About Elsunersen (PRAX-222)

Elsunersen is an antisense oligonucleotide (ASO) designed to selectively decrease SCN2A gene expression, directly targeting the underlying cause of early-seizure-onset SCN2A-DEE to treat seizures and other symptoms in patients with gain-of-function SCN2A mutations. In vitro studies of elsunersen have demonstrated reduction in both SCN2A gene expression and protein levels. In vivo, elsunersen has demonstrated significant, dose-dependent reduction in seizures, improvement in behavioral and locomotor activity and increased survival in SCN2A mouse models, with potential to be the first disease-modifying treatment for SCN2A-DEE. Elsunersen has received ODD and RPDD from the FDA, and ODD and PRIME designations from the European Medicines Agency for the treatment of SCN2A-DEE. The elsunersen program is ongoing under a collaboration with Ionis Pharmaceuticals, Inc., and RogCon, Inc. To learn more about the EMBRAVE study, please visit ResilienceStudies.com/embrave.

About Praxis

Praxis Precision Medicines is a clinical-stage biopharmaceutical company translating insights from genetic epilepsies into the development of therapies for CNS disorders characterized by neuronal excitation-inhibition imbalance. Praxis is applying genetic insights to the discovery and development of therapies for rare and more prevalent neurological disorders through our proprietary small molecule platform, Cerebrum™, and antisense oligonucleotide (ASO) platform, Solidus™, using our understanding of shared biological targets and circuits in the brain. Praxis has established a diversified, multimodal CNS portfolio including multiple programs across epilepsy and movement disorders, with four clinical-stage product candidates. For more information, please visit www.praxismedicines.com and follow us on Facebook, LinkedIn and Twitter/X.

Investor Contact: 
Praxis Precision Medicines 
investors@praxismedicines.com 
857-702-9452 
 
Media Contact:
Dan Ferry
Life Science Advisors
Daniel@lifesciadvisors.com
617-430-7576

FAQ

When and where is Praxis Medicines presenting at the International Epilepsy Congress 2025?

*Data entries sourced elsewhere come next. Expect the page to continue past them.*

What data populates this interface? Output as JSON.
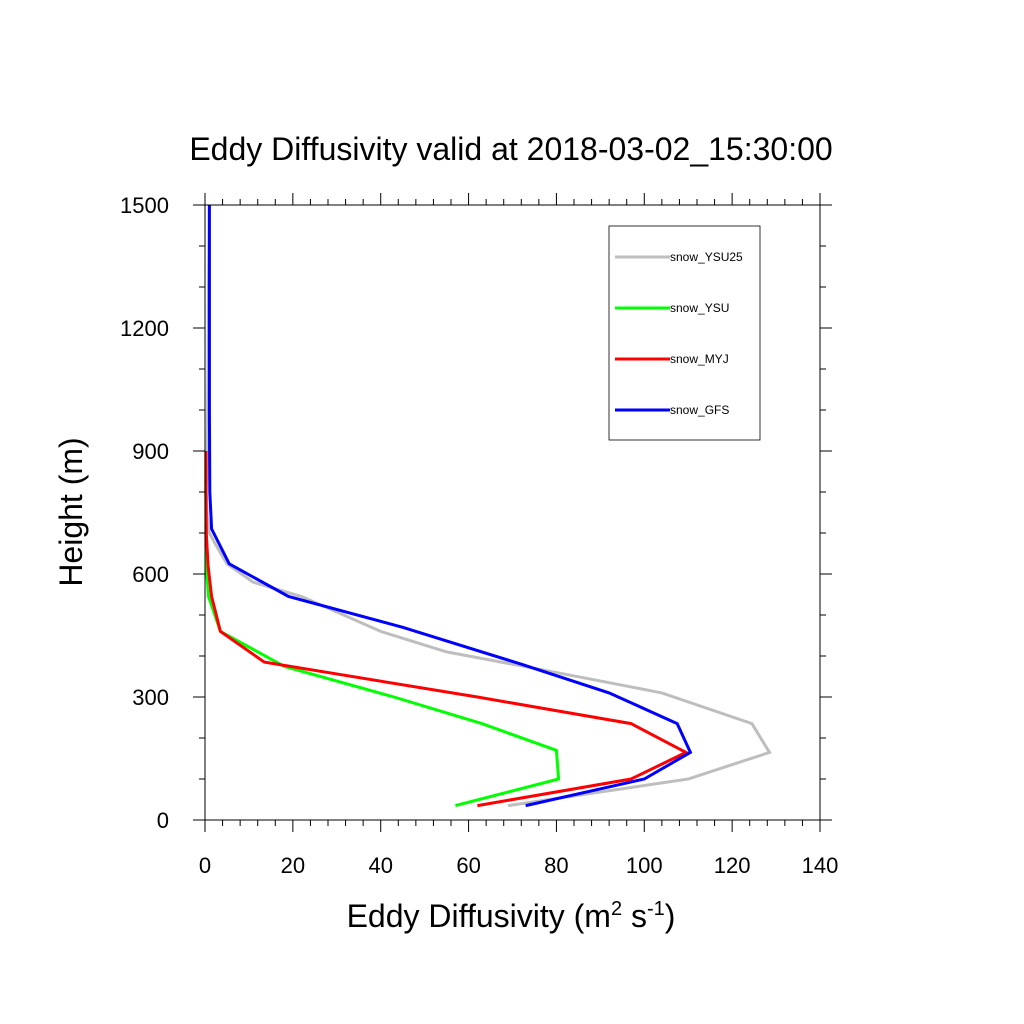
{
  "chart_data": {
    "type": "line",
    "title": "Eddy Diffusivity valid at 2018-03-02_15:30:00",
    "xlabel": {
      "base": "Eddy Diffusivity (m",
      "sup1": "2",
      "mid": " s",
      "sup2": "-1",
      "end": ")"
    },
    "ylabel": "Height (m)",
    "xlim": [
      0,
      140
    ],
    "ylim": [
      0,
      1500
    ],
    "xticks": [
      0,
      20,
      40,
      60,
      80,
      100,
      120,
      140
    ],
    "yticks": [
      0,
      300,
      600,
      900,
      1200,
      1500
    ],
    "legend_placement": "upper-right",
    "series": [
      {
        "name": "snow_YSU25",
        "color": "#bebebe",
        "x": [
          69,
          110,
          128.5,
          124.5,
          104,
          75,
          55,
          40,
          22,
          11,
          5,
          2.5,
          1,
          0.5,
          0.3,
          0.5,
          0.7,
          0.8,
          0.9,
          1.0
        ],
        "y": [
          35,
          100,
          165,
          235,
          310,
          370,
          410,
          460,
          545,
          580,
          625,
          670,
          700,
          740,
          800,
          900,
          1100,
          1300,
          1400,
          1500
        ]
      },
      {
        "name": "snow_YSU",
        "color": "#00ff00",
        "x": [
          57,
          80.5,
          80,
          63,
          43,
          18,
          3.5,
          0.8,
          0.3,
          0.2,
          0.2,
          0.2
        ],
        "y": [
          35,
          100,
          170,
          235,
          300,
          375,
          460,
          545,
          620,
          700,
          800,
          900
        ]
      },
      {
        "name": "snow_MYJ",
        "color": "#ff0000",
        "x": [
          62,
          97,
          109.5,
          97,
          62,
          13.5,
          3.5,
          1.5,
          0.7,
          0.3,
          0.2,
          0.2
        ],
        "y": [
          35,
          100,
          165,
          235,
          300,
          385,
          460,
          545,
          620,
          700,
          800,
          900
        ]
      },
      {
        "name": "snow_GFS",
        "color": "#0000ff",
        "x": [
          73,
          100,
          110.5,
          107.5,
          92,
          72,
          45,
          19,
          5.5,
          1.5,
          1.1,
          1.0,
          1.0,
          1.0
        ],
        "y": [
          35,
          100,
          165,
          235,
          310,
          380,
          470,
          545,
          625,
          710,
          800,
          1000,
          1250,
          1500
        ]
      }
    ]
  }
}
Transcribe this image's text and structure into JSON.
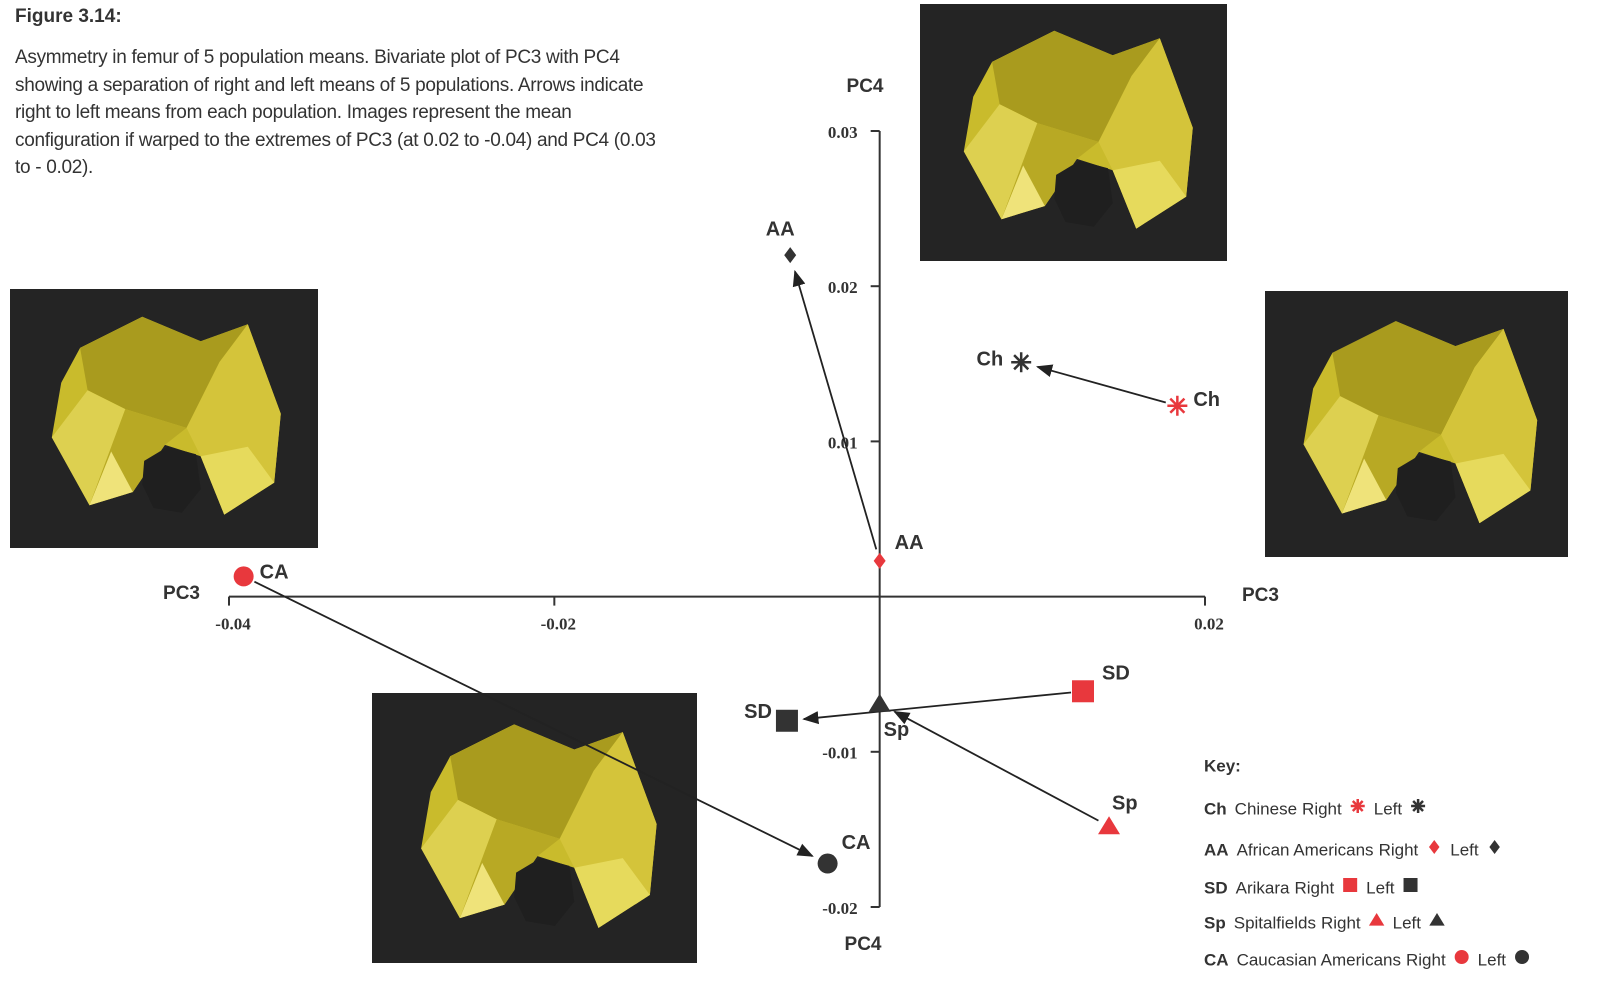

Praxis will present at the IEC 2025 in Lisbon, Portugal from August 30 to September 3, 2025. The company will be located at Booth #435.

What clinical programs will PRAX present at IEC 2025?

Praxis will present data on three main programs: Vormatrigine (RADIANT study results), Relutrigine (EMBOLD and EMERALD studies), and Elsunersen (EMBRAVE3 study and emergency use cases).

How many presentations will Praxis Medicines deliver at IEC 2025?

Praxis will deliver twelve presentations including platform presentations and poster sessions across various pavilions at the congress.

Where can investors access Praxis Medicines' IEC 2025 presentation materials?

Presentation materials will be available at praxismedicines.com/iec2025meeting and on the Resources page of the Praxis website following the presentations.